Today, an increasing number of institutional clients are looking for solutions, strategies and roadmaps to implement Big Data and Predictive Analytics initiatives within their own organizations. While the exact nature of the solutions and recommendations may differ from client to client, based on a number of factors, like the industry they operate in, the size of their operations and business model, there are common threads that can be applied to their needs.
While looking for these common threads, I came across an interesting white paper titled "Standards in Predictive Analytics" by James Taylor (CEO, Decision Management Solutions) in which he shares his thoughts on the subject. This blog post summarizes some of the key points that the author makes, along with some of my own thoughts from my engagements with both mid and large sized clients, within and outside the US, which I hope you find useful.
The changing nature of Predictive Analytics today.
In the past, a predictive analytic model was generated using a single proprietary tool like ,for example SAS, against a sample of structured data. The model would then be applied in batch to generate scores for future use in a database or data warehouse.
Today, there is a focus on "operationalizing analytics", that is, building models and applying these models in their day to day operations, turning the organization's data into useful, actionable insight (e.g. real time scoring) which can be used NOW to improve customer engagement, manage risk, reduce fraud, etc.

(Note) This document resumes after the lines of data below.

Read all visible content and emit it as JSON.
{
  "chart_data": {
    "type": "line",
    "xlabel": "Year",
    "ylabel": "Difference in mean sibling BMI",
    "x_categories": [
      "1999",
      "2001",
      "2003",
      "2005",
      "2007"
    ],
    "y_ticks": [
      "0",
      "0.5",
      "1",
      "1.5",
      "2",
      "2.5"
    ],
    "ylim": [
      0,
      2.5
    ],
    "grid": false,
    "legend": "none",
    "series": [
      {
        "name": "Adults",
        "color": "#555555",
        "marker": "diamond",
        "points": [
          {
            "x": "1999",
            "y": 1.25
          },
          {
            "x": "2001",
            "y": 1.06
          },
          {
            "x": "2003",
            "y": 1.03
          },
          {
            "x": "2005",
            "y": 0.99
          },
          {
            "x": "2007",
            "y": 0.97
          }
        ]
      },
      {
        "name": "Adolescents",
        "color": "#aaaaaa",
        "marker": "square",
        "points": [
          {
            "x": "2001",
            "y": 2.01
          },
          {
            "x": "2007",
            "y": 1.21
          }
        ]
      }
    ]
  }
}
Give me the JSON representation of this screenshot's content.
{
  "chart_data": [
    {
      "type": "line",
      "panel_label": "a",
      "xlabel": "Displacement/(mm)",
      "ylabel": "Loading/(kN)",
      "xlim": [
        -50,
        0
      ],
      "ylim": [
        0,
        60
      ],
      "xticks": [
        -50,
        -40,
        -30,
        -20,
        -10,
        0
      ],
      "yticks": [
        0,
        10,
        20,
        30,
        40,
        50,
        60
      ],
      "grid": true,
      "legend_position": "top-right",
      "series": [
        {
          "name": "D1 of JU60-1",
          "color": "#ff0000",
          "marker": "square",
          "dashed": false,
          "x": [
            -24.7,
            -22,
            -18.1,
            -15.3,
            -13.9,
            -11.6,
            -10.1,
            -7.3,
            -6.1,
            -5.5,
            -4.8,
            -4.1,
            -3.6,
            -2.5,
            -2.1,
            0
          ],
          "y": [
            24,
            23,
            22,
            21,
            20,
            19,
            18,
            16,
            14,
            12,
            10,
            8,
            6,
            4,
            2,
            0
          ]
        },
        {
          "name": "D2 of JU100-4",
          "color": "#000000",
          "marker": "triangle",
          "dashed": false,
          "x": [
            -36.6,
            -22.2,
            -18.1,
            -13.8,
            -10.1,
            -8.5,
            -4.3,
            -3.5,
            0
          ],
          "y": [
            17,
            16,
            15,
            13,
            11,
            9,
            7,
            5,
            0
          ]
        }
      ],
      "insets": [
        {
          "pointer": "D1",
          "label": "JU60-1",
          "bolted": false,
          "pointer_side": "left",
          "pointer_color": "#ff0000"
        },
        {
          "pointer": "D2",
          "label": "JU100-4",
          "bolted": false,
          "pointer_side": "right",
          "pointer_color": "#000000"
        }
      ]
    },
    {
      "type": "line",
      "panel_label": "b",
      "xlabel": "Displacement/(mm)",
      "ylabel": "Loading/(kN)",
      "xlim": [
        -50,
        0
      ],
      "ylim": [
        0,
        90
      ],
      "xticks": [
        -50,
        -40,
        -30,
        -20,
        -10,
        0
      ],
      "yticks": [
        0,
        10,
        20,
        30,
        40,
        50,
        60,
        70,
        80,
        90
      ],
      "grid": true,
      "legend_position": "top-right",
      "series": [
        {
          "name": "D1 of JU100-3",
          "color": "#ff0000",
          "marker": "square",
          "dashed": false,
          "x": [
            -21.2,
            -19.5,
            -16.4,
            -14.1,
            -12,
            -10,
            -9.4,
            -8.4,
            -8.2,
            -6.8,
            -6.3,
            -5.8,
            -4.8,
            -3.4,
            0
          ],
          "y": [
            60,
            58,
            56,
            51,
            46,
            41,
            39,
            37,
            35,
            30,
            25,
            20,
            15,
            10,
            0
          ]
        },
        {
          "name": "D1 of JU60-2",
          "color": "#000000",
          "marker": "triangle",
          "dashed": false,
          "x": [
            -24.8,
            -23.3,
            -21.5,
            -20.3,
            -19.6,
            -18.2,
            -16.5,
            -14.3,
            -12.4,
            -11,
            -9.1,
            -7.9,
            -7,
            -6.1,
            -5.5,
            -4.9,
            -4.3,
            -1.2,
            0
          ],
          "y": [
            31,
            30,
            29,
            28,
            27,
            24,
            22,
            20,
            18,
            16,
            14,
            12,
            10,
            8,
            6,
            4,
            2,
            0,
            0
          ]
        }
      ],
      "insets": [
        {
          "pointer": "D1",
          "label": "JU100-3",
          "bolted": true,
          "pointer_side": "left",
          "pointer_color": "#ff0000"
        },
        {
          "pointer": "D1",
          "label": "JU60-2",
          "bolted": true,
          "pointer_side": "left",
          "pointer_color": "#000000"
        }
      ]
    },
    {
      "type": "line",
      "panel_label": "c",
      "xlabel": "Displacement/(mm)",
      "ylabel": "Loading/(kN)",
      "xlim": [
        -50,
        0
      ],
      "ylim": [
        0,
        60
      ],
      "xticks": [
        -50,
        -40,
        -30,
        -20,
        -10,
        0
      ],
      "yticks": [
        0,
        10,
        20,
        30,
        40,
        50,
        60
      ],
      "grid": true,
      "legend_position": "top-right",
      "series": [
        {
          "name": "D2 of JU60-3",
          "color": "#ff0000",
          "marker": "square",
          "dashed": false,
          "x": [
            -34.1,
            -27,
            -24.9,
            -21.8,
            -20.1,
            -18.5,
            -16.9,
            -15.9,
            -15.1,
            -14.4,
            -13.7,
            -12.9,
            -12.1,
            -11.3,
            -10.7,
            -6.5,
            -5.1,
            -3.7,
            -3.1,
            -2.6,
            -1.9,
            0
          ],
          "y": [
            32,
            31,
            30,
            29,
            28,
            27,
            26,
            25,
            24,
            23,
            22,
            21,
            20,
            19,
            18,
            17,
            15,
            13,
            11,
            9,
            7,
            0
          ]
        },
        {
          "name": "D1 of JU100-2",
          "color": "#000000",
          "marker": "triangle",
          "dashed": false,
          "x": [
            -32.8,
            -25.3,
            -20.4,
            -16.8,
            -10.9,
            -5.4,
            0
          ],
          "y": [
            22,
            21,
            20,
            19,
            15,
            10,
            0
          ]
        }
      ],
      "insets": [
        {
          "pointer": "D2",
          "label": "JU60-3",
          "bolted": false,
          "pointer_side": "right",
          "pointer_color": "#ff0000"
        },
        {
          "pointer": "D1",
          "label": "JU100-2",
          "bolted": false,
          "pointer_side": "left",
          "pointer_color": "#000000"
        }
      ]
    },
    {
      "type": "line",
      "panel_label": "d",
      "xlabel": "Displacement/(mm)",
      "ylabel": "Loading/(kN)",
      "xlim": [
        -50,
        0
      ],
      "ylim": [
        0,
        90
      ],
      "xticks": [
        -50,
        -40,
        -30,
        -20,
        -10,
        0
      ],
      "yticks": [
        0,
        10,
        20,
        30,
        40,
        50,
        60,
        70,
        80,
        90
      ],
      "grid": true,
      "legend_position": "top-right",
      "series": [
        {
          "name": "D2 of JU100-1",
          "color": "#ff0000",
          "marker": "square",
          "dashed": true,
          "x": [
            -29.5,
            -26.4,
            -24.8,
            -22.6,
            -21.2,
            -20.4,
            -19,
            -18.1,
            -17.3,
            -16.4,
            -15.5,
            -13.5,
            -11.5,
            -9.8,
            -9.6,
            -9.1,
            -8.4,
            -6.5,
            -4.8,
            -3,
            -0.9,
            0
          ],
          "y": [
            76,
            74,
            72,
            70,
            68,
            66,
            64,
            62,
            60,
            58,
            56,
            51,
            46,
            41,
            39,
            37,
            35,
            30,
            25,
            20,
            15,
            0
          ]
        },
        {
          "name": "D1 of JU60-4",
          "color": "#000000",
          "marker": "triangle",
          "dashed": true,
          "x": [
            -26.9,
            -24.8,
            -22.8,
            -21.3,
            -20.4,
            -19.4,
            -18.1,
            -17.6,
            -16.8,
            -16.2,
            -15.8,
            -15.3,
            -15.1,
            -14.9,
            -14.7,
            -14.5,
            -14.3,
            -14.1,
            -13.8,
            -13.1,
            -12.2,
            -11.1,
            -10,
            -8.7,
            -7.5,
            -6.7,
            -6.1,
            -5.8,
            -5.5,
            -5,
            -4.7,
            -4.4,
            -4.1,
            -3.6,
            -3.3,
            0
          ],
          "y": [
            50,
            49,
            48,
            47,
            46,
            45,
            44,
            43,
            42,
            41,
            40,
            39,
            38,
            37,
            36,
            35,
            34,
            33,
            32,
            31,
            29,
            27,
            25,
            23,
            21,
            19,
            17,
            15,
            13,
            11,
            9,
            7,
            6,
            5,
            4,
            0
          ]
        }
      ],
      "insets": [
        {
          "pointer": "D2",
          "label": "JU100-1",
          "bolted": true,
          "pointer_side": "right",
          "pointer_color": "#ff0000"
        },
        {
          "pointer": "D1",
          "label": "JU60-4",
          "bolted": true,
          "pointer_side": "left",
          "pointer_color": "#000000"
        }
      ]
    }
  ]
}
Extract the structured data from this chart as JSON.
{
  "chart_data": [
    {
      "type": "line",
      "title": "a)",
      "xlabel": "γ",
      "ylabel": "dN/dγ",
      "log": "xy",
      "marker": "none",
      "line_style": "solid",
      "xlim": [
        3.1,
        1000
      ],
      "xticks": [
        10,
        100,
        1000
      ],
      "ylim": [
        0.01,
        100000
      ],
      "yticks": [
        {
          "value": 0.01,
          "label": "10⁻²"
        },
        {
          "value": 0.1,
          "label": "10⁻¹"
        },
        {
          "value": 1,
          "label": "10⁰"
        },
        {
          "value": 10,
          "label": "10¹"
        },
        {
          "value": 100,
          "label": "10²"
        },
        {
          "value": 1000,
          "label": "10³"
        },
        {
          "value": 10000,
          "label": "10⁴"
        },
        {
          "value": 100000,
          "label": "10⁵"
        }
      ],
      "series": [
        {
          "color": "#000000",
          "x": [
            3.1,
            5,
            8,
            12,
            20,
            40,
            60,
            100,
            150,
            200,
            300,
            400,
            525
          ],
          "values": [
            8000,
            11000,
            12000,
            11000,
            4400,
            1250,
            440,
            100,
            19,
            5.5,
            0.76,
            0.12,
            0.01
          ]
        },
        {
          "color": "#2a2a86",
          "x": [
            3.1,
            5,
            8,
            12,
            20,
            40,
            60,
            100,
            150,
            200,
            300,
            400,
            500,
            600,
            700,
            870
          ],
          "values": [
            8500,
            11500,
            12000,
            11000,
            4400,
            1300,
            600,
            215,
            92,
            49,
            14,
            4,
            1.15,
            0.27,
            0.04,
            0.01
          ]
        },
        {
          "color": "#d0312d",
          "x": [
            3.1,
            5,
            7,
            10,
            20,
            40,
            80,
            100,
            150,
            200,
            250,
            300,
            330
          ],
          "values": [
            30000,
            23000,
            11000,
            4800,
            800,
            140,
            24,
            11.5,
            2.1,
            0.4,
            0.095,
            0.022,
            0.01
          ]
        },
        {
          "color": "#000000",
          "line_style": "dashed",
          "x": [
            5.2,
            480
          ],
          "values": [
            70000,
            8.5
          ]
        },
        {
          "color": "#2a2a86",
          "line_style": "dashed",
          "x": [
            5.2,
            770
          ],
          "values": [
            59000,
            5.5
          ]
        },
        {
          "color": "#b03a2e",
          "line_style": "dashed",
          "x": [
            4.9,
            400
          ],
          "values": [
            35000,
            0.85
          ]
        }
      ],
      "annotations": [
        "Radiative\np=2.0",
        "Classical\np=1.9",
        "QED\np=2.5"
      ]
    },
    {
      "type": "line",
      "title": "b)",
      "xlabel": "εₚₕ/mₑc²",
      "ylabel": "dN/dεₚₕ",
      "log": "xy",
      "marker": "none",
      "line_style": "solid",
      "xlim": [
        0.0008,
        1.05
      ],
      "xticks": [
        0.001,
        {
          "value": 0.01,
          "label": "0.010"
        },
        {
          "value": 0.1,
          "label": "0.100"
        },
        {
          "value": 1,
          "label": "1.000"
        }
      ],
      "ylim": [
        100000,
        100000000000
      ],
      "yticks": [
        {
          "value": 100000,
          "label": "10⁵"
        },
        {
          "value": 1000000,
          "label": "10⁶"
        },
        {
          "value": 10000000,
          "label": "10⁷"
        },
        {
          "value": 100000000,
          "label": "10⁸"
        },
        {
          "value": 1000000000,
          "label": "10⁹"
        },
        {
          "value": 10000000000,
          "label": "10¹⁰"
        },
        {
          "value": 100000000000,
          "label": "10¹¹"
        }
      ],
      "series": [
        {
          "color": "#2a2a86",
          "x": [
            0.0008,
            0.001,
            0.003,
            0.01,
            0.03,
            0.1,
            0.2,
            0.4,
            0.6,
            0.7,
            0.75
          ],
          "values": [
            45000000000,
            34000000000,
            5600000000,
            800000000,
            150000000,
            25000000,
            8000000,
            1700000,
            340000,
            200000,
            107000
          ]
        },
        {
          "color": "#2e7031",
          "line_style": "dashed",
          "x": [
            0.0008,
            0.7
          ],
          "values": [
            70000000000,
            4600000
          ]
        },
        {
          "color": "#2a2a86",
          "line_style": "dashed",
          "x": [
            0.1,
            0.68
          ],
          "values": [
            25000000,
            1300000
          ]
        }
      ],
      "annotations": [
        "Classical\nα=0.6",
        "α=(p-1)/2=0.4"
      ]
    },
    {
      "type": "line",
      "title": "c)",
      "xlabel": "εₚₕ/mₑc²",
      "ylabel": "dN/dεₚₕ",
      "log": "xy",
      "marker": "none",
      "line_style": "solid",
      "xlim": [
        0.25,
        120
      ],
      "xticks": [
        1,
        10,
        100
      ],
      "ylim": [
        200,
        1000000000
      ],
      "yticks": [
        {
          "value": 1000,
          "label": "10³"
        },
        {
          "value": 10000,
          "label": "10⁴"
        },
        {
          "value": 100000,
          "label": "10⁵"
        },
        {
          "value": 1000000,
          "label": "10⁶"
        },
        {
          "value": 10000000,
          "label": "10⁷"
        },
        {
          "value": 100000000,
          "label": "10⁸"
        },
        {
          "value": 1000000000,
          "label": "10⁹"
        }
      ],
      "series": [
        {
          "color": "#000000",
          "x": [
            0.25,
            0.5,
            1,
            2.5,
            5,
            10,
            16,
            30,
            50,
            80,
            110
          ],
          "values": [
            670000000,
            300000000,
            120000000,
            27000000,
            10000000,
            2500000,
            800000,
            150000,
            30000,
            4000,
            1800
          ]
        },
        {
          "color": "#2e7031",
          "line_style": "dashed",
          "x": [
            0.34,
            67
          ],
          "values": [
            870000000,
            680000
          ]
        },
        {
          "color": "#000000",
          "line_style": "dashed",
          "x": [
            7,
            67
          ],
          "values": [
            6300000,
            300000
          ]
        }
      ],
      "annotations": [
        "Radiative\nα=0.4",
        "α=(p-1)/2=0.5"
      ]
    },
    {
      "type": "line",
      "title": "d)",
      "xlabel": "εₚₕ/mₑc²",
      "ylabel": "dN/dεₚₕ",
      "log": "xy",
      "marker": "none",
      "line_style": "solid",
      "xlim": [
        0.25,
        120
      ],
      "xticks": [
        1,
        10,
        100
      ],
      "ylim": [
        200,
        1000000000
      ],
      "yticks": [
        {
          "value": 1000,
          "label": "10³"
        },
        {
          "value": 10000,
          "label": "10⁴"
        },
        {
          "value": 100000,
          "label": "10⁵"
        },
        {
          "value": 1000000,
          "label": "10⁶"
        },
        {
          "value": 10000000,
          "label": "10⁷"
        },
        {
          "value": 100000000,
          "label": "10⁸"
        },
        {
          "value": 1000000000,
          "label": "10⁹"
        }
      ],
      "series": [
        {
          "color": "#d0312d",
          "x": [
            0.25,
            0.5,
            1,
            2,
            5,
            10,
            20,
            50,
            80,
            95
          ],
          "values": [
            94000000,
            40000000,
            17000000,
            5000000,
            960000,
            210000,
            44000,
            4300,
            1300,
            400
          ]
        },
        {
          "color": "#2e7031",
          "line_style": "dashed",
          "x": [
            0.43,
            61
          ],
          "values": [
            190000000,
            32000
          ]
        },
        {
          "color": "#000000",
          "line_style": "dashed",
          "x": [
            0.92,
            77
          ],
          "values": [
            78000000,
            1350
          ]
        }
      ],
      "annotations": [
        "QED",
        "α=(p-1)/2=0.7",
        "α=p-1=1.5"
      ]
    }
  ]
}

The biggest mistake that organizations make while trying to build an Analytics and/or Big Data Strategy is focusing on the technology before understanding the business problems/opportunities and decisions that need to be made. In other words, it is NOT enough to just ask for greater insight. You need to take the effort to better understand the insight and the underlying business problem that the insight will hopefully help solve. Once identified and well understood, the desired insight will naturally drive the analytics and big data requirements.
More Big Data drives more Predictive Analytics
The growth of Predictive Analytics has increasingly merged with the growth of Big Data. Increased digitization and the internet has exponentially increased the amount of big data available as well as the range of data types and the speed at which data arrives. This is commonly described as the "3 Vs": Volume, Variety and Velocity of Big Data.
Organizations are finding that the data they need for predictive analytics is no longer all structured data and no longer data stored in their databases and data warehouses. There is increasing evidence to support the notion that predictive analytic models built leveraging both structured and unstructured Big Data are making a more transformative impact on the business when compared to analytic models built using structured data alone.
3 Core Emerging Themes in Predictive Analytics
The role of R in broadening the predictive analytic ecosystem
R is free and open source making it appealing as a tool to learn advanced analytics with. Because R is open and designed to be extensible, the number of algorithms available for it is huge with over 5300 packages today. Ironically. this proliferation of packages has led some to question Are there too many R packages today? (but I digress...).
While scalability and performance has traditionally been an issue with R, commercial Vendors like Revolution Analytics are providing their own R implementations for Big Datasets that overcome these limitations.
The role of Hadoop in handling Big Data for predictive analytics
Hadoop consists of two core elements- the Hadoop Distributed file System or HDFS and the MapReduce programming framework.
While some newer organizations, like web 2.0 companies are putting all their data in Hadoop, a mixed database/data warehouse/Hadoop approach is more common. In the mixed environment, Hadoop is used as a landing zone for data where it can be pre-processed before being moved to a data warehouse. This allows for rapid addition of new data sources to an existing environment. Hadoop is also used as an active archive, where older data that might have been archived inaccessibly in the past to be available for analysis, can now be used to build predictive models.
The role of PMML in moving to real-time predictive analytics
If predictive analytic models cannot be effectively operationalized and injected into operational systems, there is the risk that they will sit on the shelf and lose value. Most analytic environments are batch oriented and are often loosely attached to the production environment. There is a need to move models built in a variety of analytic tools, into their production environments including workflow engines, business rules management systems, etc. PMML (Predictive Model Markup Language) has emerged as an important way to achieve this.